Extended Producer Responsibility and Secondary Markets for Durable Goods


Atalay Atasu,

(Georgia Tech Scheller College of Business, USA



We analyze the effect of Extended Producer Responsibility (EPR)-based take-back legislation on a durable good producer's secondary market strategy. We show that the effect of EPR and its associated environmental implications depend on the product durability. In the absence of EPR, the producer chooses not to interfere with the secondary market for products with high durability. In such a setting, EPR can provide producers with an incentive to interfere with the secondary market by recovering and prematurely recycling used products to meet the obligations. This in turn leads to lower reuse and higher production levels.
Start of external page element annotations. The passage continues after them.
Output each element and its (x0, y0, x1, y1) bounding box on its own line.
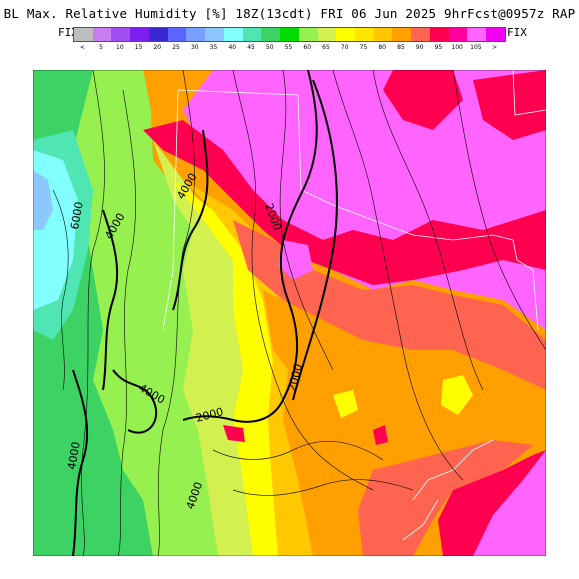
rh-zone-red-band (143, 120, 546, 285)
rh-zone-yellow (173, 180, 283, 556)
rh-zone-gold (183, 180, 313, 556)
color-scale-tick: 25 (172, 44, 180, 51)
color-scale-tick: 95 (434, 44, 443, 51)
color-swatch (242, 28, 262, 41)
color-scale-tick: 105 (470, 44, 482, 51)
rh-zone-red-se (438, 450, 546, 556)
color-swatch (336, 28, 356, 41)
color-scale-tick: 70 (340, 44, 349, 51)
color-swatch (280, 28, 299, 41)
color-swatch (392, 28, 412, 41)
relative-humidity-map: 6000 4000 4000 2000 2000 4000 2000 4000 … (33, 70, 546, 556)
color-scale-tick: 35 (209, 44, 218, 51)
color-scale-tick: 5 (99, 44, 104, 51)
state-boundaries (162, 70, 546, 541)
color-scale-tick: 50 (265, 44, 274, 51)
rh-zone-pink-patch-2 (503, 515, 525, 540)
color-swatch (92, 28, 112, 41)
map-title: BL Max. Relative Humidity [%] 18Z(13cdt)… (3, 6, 576, 21)
color-scale-tick: 15 (134, 44, 143, 51)
color-swatch (429, 28, 449, 41)
color-swatch (130, 28, 149, 41)
color-swatch (74, 28, 93, 41)
color-swatch (261, 28, 281, 41)
rh-zone-yellow-patch-2 (333, 390, 358, 418)
color-swatch (111, 28, 131, 41)
rh-zone-yellow-patch-1 (441, 375, 473, 415)
color-swatch (448, 28, 468, 41)
color-scale-tick: 60 (303, 44, 312, 51)
color-scale-tick: > (492, 44, 498, 51)
rh-zone-yellowgreen (153, 140, 258, 556)
height-contours-bold (72, 70, 338, 556)
color-swatch (373, 28, 393, 41)
color-scale-tick: 20 (153, 44, 162, 51)
rh-zone-pink-patch (278, 240, 313, 280)
color-scale-tick-labels: <5 10 15 20 25 30 35 40 45 50 55 60 65 70 75 80 85 90 95 10… (73, 44, 504, 54)
color-scale-bar (73, 27, 506, 42)
color-scale-tick: 40 (228, 44, 237, 51)
color-scale-tick: < (79, 44, 85, 51)
rh-zone-lightgreen (73, 70, 233, 556)
color-scale-tick: 55 (284, 44, 293, 51)
colorbar-fix-right-label: FIX (507, 26, 527, 39)
color-swatch (411, 28, 430, 41)
contour-label-6000: 6000 (68, 201, 86, 231)
color-swatch (355, 28, 374, 41)
contour-label-4000-d: 4000 (65, 441, 83, 471)
rh-zone-red-patch-2 (373, 425, 388, 445)
color-swatch (223, 28, 243, 41)
height-contours-thin (52, 70, 546, 556)
color-scale-tick: 65 (322, 44, 330, 51)
color-swatch (186, 28, 206, 41)
colorbar-fix-left-label: FIX (58, 26, 78, 39)
rh-zone-pink-se (473, 450, 546, 556)
color-scale-tick: 45 (247, 44, 255, 51)
color-scale-tick: 100 (451, 44, 463, 51)
rh-zone-red-north (383, 70, 463, 130)
color-swatch (467, 28, 487, 41)
color-scale-tick: 30 (190, 44, 199, 51)
color-swatch (167, 28, 187, 41)
color-scale-tick: 80 (378, 44, 387, 51)
color-swatch (486, 28, 505, 41)
rh-zone-red-ne (473, 70, 546, 140)
rh-zone-red-patch (223, 425, 245, 442)
rh-zone-orange-mid (263, 290, 546, 450)
color-swatch (317, 28, 337, 41)
rh-zone-salmon-se (358, 440, 533, 556)
color-swatch (298, 28, 318, 41)
color-swatch (205, 28, 224, 41)
color-scale-tick: 90 (415, 44, 424, 51)
rh-zone-salmon (233, 220, 546, 390)
color-scale-tick: 85 (397, 44, 405, 51)
color-scale-tick: 10 (116, 44, 124, 51)
color-swatch (148, 28, 168, 41)
rh-zone-lightblue (33, 170, 53, 230)
color-scale-tick: 75 (359, 44, 368, 51)
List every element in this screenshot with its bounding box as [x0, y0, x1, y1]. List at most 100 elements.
For low durability products, the producer readily interferes with the secondary market in the absence of EPR, and the effect of EPR depends on its implementation parameters. In particular, EPR increases (reduces) secondary market interference by the producer when collection targets are high (low) and recycling standards are low (high). These observations, in turn, imply that EPR-based take-back legislation may have unintended consequences in a durable goods setting: It may diminish environmental goals such as reducing new production and increasing reuse levels, two key environmental goals with higher priority than increasing recycling. However, we find that such unintended consequences may be attenuated by increased recycling standards, while more stringent collection targets and infrastructure requirements may backfire in EPR implementations for durable products.


Short Bio: 

Dr. Atalay Atasu is Associate Professor at Georgia Tech Scheller College of Business. He holds a PhD in Management from INSEAD and his research focus is on sustainable operations management. His research interests include product recovery economics, extended producer responsibility and environmental regulation. His research appeared in Management Science, Manufacturing and Service Operations Management, Production and Operations Management, Journal of Industrial Ecology, and California Management Review. He is the recipient of a number of research awards, including the Wickham Skinner Best Paper Award (winner 2007, runner up 2014), Wickham Skinner Early Career Research Award (2012), and Paul Kleindorfer Award in Sustainability (2013). He serves as a senior editor for POMS' Sustainable Operations, and Industry Studies and Public Policy Departments


All interested are cordially invited.